Chuck Norris invented programming. Why do you think it began with punch cards?

Chuck Norris never gets thread contention; threads cooperate if they want to
live.

If Norris doesn't like your site, he duck-punches your Javascript until it
works.

I attempted to kill -9 Chuck Norris and my keyboard shocked me for my
impudence.

Chuck Norris can write Haskell... in assembler.

------
maeon3
Two Programmers are walking along the sidewalk when both simultaneously spot a
hundred dollar bill on the ground between them. They begin a lively discussion
of the nature of the problem, what is right? What is moral, what is just? What
would people of various religions say? Should we split it? Does might make
right? They spend hours discussing the fascinating problem and what should be
done about it. They finally decide to settle things like the enlightened
manner appropriate for civilized beings. A game a rock paper scissors. While
performing the game, a Religious figure runs up, grabs the money, waves around
a knife and disappears back into the crowd.

------
martinced
Not programmer per se but the best one ever using _"walks into a bar"_ :

 _We don't allow faster-than-light neutrinos in here, says the bartender.

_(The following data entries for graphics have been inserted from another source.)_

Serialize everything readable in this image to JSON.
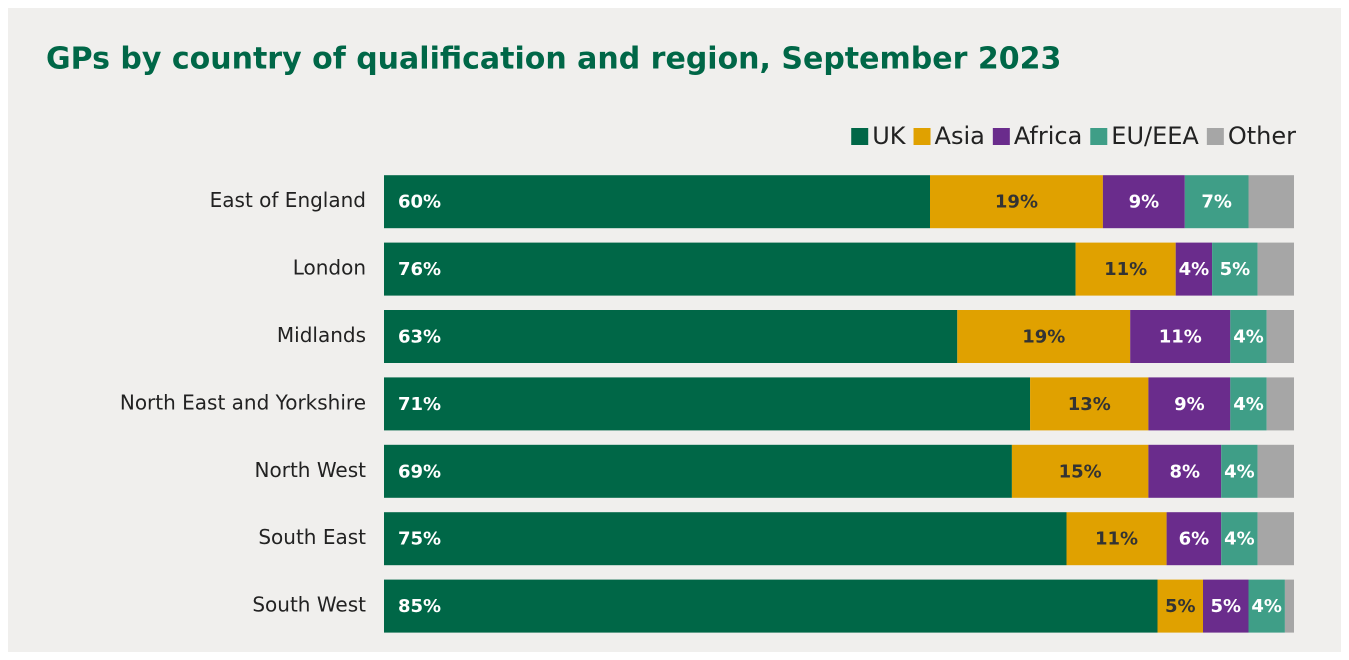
{
  "chart_data": {
    "type": "stacked-bar-horizontal",
    "title": "GPs by country of qualification and region, September 2023",
    "categories": [
      "East of England",
      "London",
      "Midlands",
      "North East and Yorkshire",
      "North West",
      "South East",
      "South West"
    ],
    "xlim": [
      0,
      100
    ],
    "legend": "top-right",
    "series": [
      {
        "name": "UK",
        "color": "#006747",
        "label_color": "#ffffff",
        "values": [
          60,
          76,
          63,
          71,
          69,
          75,
          85
        ],
        "value_labels": [
          "60%",
          "76%",
          "63%",
          "71%",
          "69%",
          "75%",
          "85%"
        ]
      },
      {
        "name": "Asia",
        "color": "#e0a100",
        "label_color": "#333333",
        "values": [
          19,
          11,
          19,
          13,
          15,
          11,
          5
        ],
        "value_labels": [
          "19%",
          "11%",
          "19%",
          "13%",
          "15%",
          "11%",
          "5%"
        ]
      },
      {
        "name": "Africa",
        "color": "#6a2c8c",
        "label_color": "#ffffff",
        "values": [
          9,
          4,
          11,
          9,
          8,
          6,
          5
        ],
        "value_labels": [
          "9%",
          "4%",
          "11%",
          "9%",
          "8%",
          "6%",
          "5%"
        ]
      },
      {
        "name": "EU/EEA",
        "color": "#3f9e87",
        "label_color": "#ffffff",
        "values": [
          7,
          5,
          4,
          4,
          4,
          4,
          4
        ],
        "value_labels": [
          "7%",
          "5%",
          "4%",
          "4%",
          "4%",
          "4%",
          "4%"
        ]
      },
      {
        "name": "Other",
        "color": "#a6a6a6",
        "values": [
          5,
          4,
          3,
          3,
          4,
          4,
          1
        ]
      }
    ]
  }
}
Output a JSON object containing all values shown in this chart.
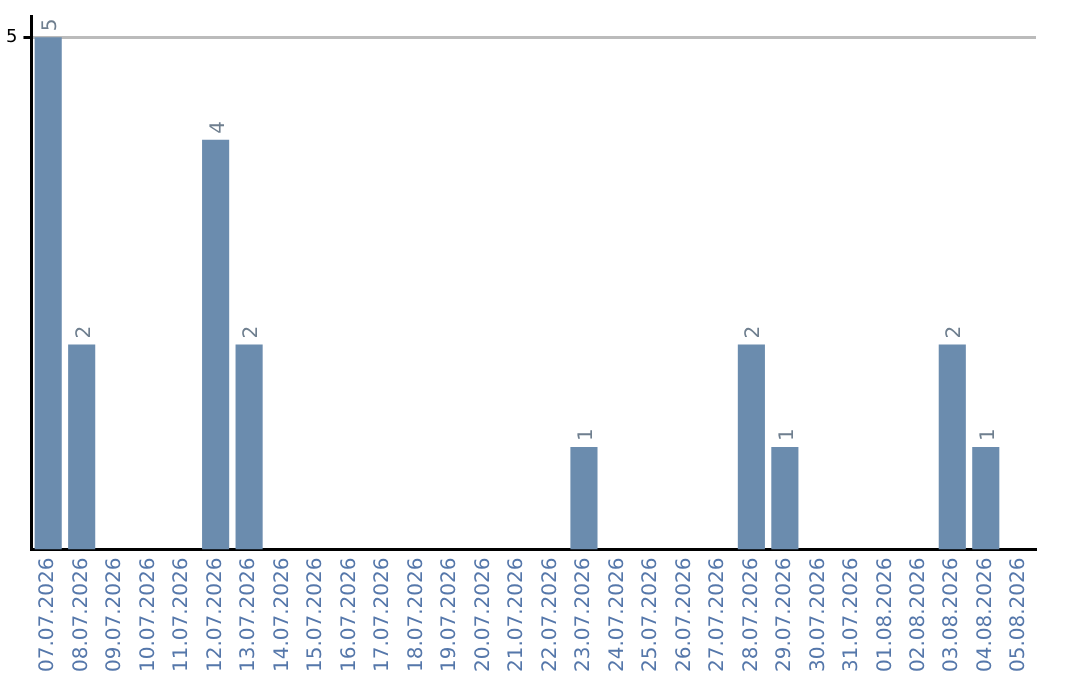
{
  "chart_data": {
    "type": "bar",
    "categories": [
      "07.07.2026",
      "08.07.2026",
      "09.07.2026",
      "10.07.2026",
      "11.07.2026",
      "12.07.2026",
      "13.07.2026",
      "14.07.2026",
      "15.07.2026",
      "16.07.2026",
      "17.07.2026",
      "18.07.2026",
      "19.07.2026",
      "20.07.2026",
      "21.07.2026",
      "22.07.2026",
      "23.07.2026",
      "24.07.2026",
      "25.07.2026",
      "26.07.2026",
      "27.07.2026",
      "28.07.2026",
      "29.07.2026",
      "30.07.2026",
      "31.07.2026",
      "01.08.2026",
      "02.08.2026",
      "03.08.2026",
      "04.08.2026",
      "05.08.2026"
    ],
    "values": [
      5,
      2,
      0,
      0,
      0,
      4,
      2,
      0,
      0,
      0,
      0,
      0,
      0,
      0,
      0,
      0,
      1,
      0,
      0,
      0,
      0,
      2,
      1,
      0,
      0,
      0,
      0,
      2,
      1,
      0
    ],
    "value_labels": [
      "5",
      "2",
      null,
      null,
      null,
      "4",
      "2",
      null,
      null,
      null,
      null,
      null,
      null,
      null,
      null,
      null,
      "1",
      null,
      null,
      null,
      null,
      "2",
      "1",
      null,
      null,
      null,
      null,
      "2",
      "1",
      null
    ],
    "color": "#6b8cae",
    "ylim": [
      0,
      5.2
    ],
    "yticks": [
      5
    ],
    "grid": "y",
    "legend": false
  }
}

A neutrino walks into a bar._

------
maeon3
Working on a coding project, one programmer asks the other who wrote up these
project specifications?

Other programmer says: I can't tell you where the specs were designed, but be
careful, the paper is still hot.

------
maeon3
My program won't compile, I think I've lost one of my bits, can you help me
find it? I think I dropped it on the carpet over there, it may have rolled
under the desk.

------
maeon3
While pair programming: "There!! It compiles!"..... SHIP IT!